Nichols demonstrates his affinity for the concept of a sustained tradition with a daring stroke here. Having seen Elia Kazan’s original 1949 production of Salesman as a youngster, he has re-created two of the key elements that helped give that celebrated achievement its power: Jo Mielziner’s set design and Alex North’s incidental music. Two significant points confirm that this was a wonderful idea. First, neither setting nor score shows its age; they merely seem choices a gifted artist would arrive at while grappling with a play of Salesman‘s era. The oh-so-knowing may feel that they are being asked to worship at a shrine of bygone glories, but less name-conscious theatergoers simply respond to the rightness with which Mielziner and North did their work.

The more intriguing second point is that Nichols’s choice of set and music restrict him in a variety of ways which turn out, paradoxically, to be freeing. Mielziner’s ground plan limits the spots where some scenes can be staged; North’s underscoring of some speeches compels the actors to work within a given emotional range. The restrictions don’t hamper Nichols. Within the framework laid down by Kazan, he shapes a performance that is solid and moving—often in ways strikingly different from those Kazan might have chosen.

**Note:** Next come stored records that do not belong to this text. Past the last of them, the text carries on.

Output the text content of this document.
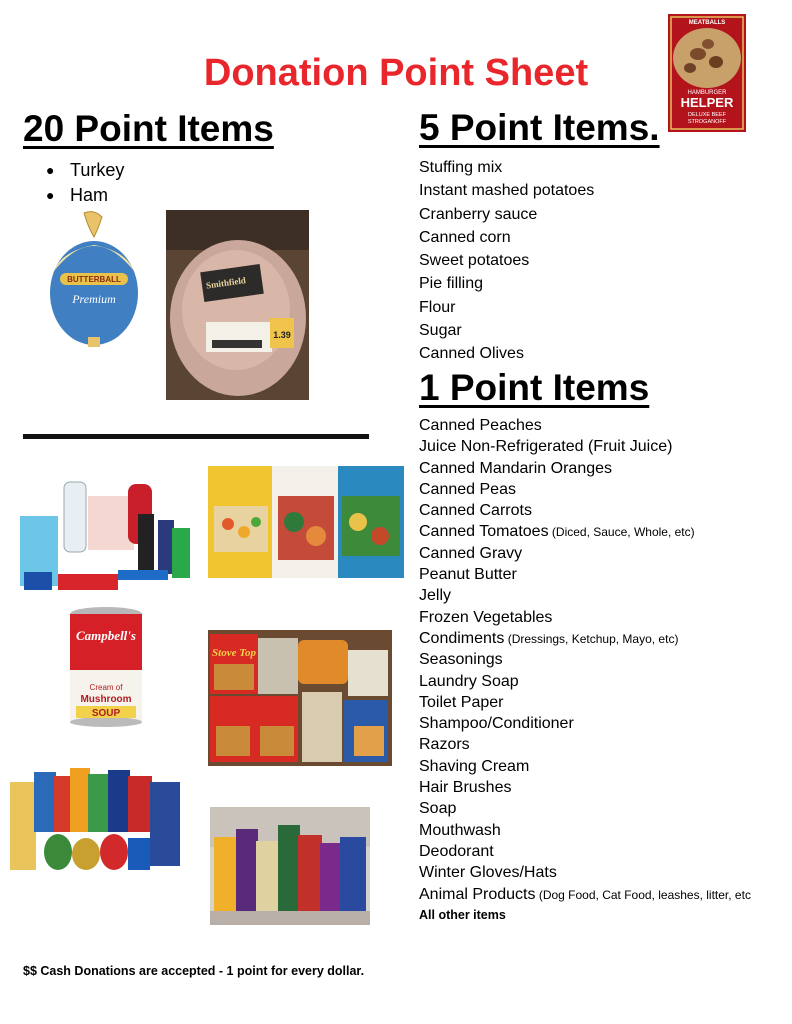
Donation Point Sheet
MEATBALLS
HAMBURGER
HELPER
DELUXE BEEF
STROGANOFF
20 Point Items
● Turkey
● Ham
BUTTERBALL
Premium
Smithfield
1.39
Campbell's
Cream of
Mushroom
SOUP
Stove Top
5 Point Items.
Stuffing mix
Instant mashed potatoes
Cranberry sauce
Canned corn
Sweet potatoes
Pie filling
Flour
Sugar
Canned Olives
1 Point Items
Canned Peaches
Juice Non-Refrigerated (Fruit Juice)
Canned Mandarin Oranges
Canned Peas
Canned Carrots
Canned Tomatoes (Diced, Sauce, Whole, etc)
Canned Gravy
Peanut Butter
Jelly
Frozen Vegetables
Condiments (Dressings, Ketchup, Mayo, etc)
Seasonings
Laundry Soap
Toilet Paper
Shampoo/Conditioner
Razors
Shaving Cream
Hair Brushes
Soap
Mouthwash
Deodorant
Winter Gloves/Hats
Animal Products (Dog Food, Cat Food, leashes, litter, etc
All other items
$$ Cash Donations are accepted - 1 point for every dollar.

Along with its familiarity, Death of a Salesman offers a distinctive directorial challenge: So many of its scenes invite immediate emotional reaction that building it to some cumulative effect becomes tricky. Resistance to the strong feelings it provokes has produced a backlog of critical suspicion. A realistic play that uses surreal or expressionistic tactics, a “social” drama knotty with psychological oddities, Salesman has always gotten under people’s skins in unnerving ways. Miller’s first working title for it was The Inside of His Head, and it often seems to be coming from his hero’s tormented brain directly into ours.

Portly, ploddy, a little more openly off his rocker than some previous Willy Lomans, Philip Seymour Hoffman’s Willy is a loud, life-of-the-party guy whom you can easily imagine the buyers, and his old employer’s son, feeling glad to be rid of. Though Brian MacDevitt’s crisp lighting probably uses fewer shadowy effects than Mielziner’s original, the scenes we see, in fast, jagged fragments, are manifestly Willy’s out-of-control vision of events. Maybe it’s all a crazy dream.

Hoffman’s self-reproaching forcefulness is flanked by two unusually strong performances in secondary roles: John Glover as Willy’s brother Ben, with a sardonic smile and a devilish gleam in his eye; and Bill Camp as Willy’s sour-tongued but loyal neighbor, Charley. Willy lives in a world of men, with women as ancillaries. Linda Emond as his wife, rocklike and gently persistent, conveys the wearing effect of the perpetual struggle to make her presence felt. Willy’s sons, Biff and Happy, are differently inadequate to his dreams. Nichols uses Andrew Garfield, a less technically resourceful stage actor, to point up the emotional febrility under Biff’s athletic-champ exterior. Finn Wittrock’s Happy, with his smiley, head-popping eagerness to please, seems, like Glover’s Ben, a startlingly fresh creation.

But more than any single role, Death of a Salesman is a picture—refracted, distorted, personalized—of a specific time with painful parallels to ours. By working inside that past time’s parameters, and emerging with such strongly present results, Nichols has demonstrated that it can be done: We own a tradition, and we have the right to see it constantly living and made new.